Eine Präzisierung wäre aber schon wünschenswert.


Schau dir die ganzen Krisen am Vorabend des Weltkrieges an. Marokko Teil 1 meinten Frankreich und Großbritannien im Vorfeld in der Entente sich über Teile Nordafrikas zu verständigen.Nebenbei wurden der Madrider Vertrag und auch der Berliner also das Völkerrecht gleich mehrfach gebrochen. Wann wäre deiner Meinung nach der richtige Zeitpunk gekommen, die eigenen Rechte zu verteidigen?

Bosnische Annexionskrise. Lies einfach den Faden, ich glaube du hast es schon getan, dann weißt du wie diese Krise abgelaufen ist. Iswolsky wollte sich nicht mehr an dem Deal mit Aehrenthal halten.

Marokko Teil 2. Erneut bricht Frankreich das Recht. Erneut wird es von Großbritannien unterstützt. Wann sollte Deutschland handeln oder lieber die Füße stillhalten und sich vorführen lassen.

In beiden Balkankriegen ist Deutschland wohl kaum ein Vorwurf zu machen. Berlin hat gemeinsam mit London dafür gesorgt, das der Frieden erhalten blieb.
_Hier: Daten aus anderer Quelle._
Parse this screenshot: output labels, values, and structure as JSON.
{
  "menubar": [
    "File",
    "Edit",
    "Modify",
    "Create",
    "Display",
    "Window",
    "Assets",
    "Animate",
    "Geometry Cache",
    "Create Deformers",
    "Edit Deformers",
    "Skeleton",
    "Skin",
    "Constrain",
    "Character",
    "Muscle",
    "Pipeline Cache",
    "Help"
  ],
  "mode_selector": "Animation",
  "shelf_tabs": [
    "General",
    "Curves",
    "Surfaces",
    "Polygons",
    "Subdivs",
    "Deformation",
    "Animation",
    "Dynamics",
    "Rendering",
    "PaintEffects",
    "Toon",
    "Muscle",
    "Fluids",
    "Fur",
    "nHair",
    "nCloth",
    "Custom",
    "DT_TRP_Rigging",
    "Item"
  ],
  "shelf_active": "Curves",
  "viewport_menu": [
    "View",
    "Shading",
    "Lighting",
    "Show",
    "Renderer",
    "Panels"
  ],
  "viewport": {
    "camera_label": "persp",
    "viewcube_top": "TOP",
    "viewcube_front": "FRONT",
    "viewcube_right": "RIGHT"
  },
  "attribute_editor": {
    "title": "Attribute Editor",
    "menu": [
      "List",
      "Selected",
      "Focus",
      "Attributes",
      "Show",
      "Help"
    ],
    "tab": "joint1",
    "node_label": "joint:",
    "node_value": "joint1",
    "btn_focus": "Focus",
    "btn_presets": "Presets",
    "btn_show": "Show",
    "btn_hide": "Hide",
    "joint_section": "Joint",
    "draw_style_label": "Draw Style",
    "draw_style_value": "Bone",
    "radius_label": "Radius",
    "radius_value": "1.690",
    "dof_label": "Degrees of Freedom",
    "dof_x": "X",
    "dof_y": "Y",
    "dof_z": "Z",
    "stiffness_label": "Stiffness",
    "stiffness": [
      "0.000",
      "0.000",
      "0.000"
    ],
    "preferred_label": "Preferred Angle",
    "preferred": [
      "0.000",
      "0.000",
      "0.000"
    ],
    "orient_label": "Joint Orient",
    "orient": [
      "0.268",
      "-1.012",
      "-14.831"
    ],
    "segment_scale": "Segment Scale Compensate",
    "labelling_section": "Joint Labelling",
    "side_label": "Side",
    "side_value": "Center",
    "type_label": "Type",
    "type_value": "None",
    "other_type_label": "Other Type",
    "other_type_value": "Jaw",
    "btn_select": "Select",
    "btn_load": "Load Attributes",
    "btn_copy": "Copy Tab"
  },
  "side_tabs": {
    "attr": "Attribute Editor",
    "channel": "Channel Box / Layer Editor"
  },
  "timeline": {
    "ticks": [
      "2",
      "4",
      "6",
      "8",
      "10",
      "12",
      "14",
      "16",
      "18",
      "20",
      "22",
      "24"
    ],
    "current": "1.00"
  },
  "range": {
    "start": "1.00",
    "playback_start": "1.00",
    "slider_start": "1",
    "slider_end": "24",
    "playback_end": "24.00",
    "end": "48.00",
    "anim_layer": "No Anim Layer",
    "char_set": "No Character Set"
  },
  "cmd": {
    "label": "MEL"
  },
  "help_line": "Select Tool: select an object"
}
Liman-von-Sanders-Krise. Da gibt es hier auch einen umfänglichen Faden. Deutschland war schnell bereit den russischen Wünschen nachzugeben. Sasonow kochte die Krise bis an dem Rand des Krieges hoch. Er war auch nicht mit seinem Erfolg zufrieden. Unmittelbar nach der Krise wurden auf mehreren Konferenzen besprochen, wie die Meerengen militärisch einzunehmen seien. Des Weiteren sollte "endlich" eine vertragliche militärische Bindung mit London her. Das war die projektierte Marinekonvention, die dann in der Julikrise in der britischen Presse besprochen und Gegenstand von Anfragen an Grey im Unterhaus wurden.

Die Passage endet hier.